俺としては最近紅葉から誘ってくれるのが増えたから嬉しい限りだけどね。」
紅葉はカァ…っと顔を赤らめながら、もう一度キスをねだる。
「さすがに今日はもう寝よ(苦笑)
チェックアウト時間に寝坊する…!」
「うん…っ、そうだね。」
「明日牛タン買って帰る?」
「買うーっ!
おじいちゃんと3人で食べよっ!
平ちゃんも食べれる?」
「おー。タンは噛みきれないと怖いから平九郎には違う肉な。
じいさんは…大丈夫かな?」
「おじいちゃん入れ歯じゃないよ!」
「(笑)
まぁ、ちょっといい肉買うか。せっかくだし。…この前スゲー高い焼き肉ご馳走になったしな~!」
「あれは美味しかったねー。
…思い出したらお腹すいてきたよ…」
「もう食べるのは止めておこうな…(苦笑)」
「うん。

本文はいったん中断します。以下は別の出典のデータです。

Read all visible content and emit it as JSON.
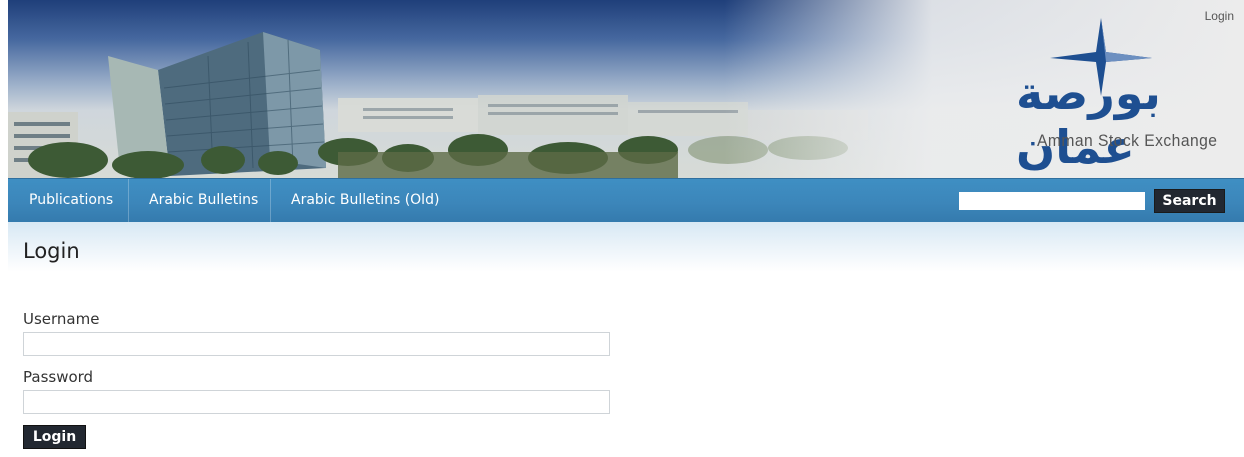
{
  "header": {
    "login_link": "Login",
    "logo": {
      "arabic_text": "بورصة عمان",
      "english_text": "Amman Stock Exchange",
      "brand_color": "#1e4f91",
      "icon": "four-point-star-icon"
    }
  },
  "nav": {
    "items": [
      {
        "label": "Publications"
      },
      {
        "label": "Arabic Bulletins"
      },
      {
        "label": "Arabic Bulletins (Old)"
      }
    ],
    "search": {
      "value": "",
      "button_label": "Search"
    },
    "color": "#3c86ba"
  },
  "main": {
    "title": "Login",
    "form": {
      "username_label": "Username",
      "username_value": "",
      "password_label": "Password",
      "password_value": "",
      "submit_label": "Login"
    }
  },
  "colors": {
    "button_dark": "#222831",
    "title_band": "#d7e8f4"
  }
}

キスで我慢する…っ!」
ベッドに入りながら何度もキスを交わし、紅葉は今日も凪の胸の中で眠りにつく。
「凪くん…?
お家に帰ったらラブラブしてくれる…?」
「…もちろん。」
何気無い日常の中でも、些細な約束や小さなコミュニケーションが大事なのだと改めて感じた2人だった。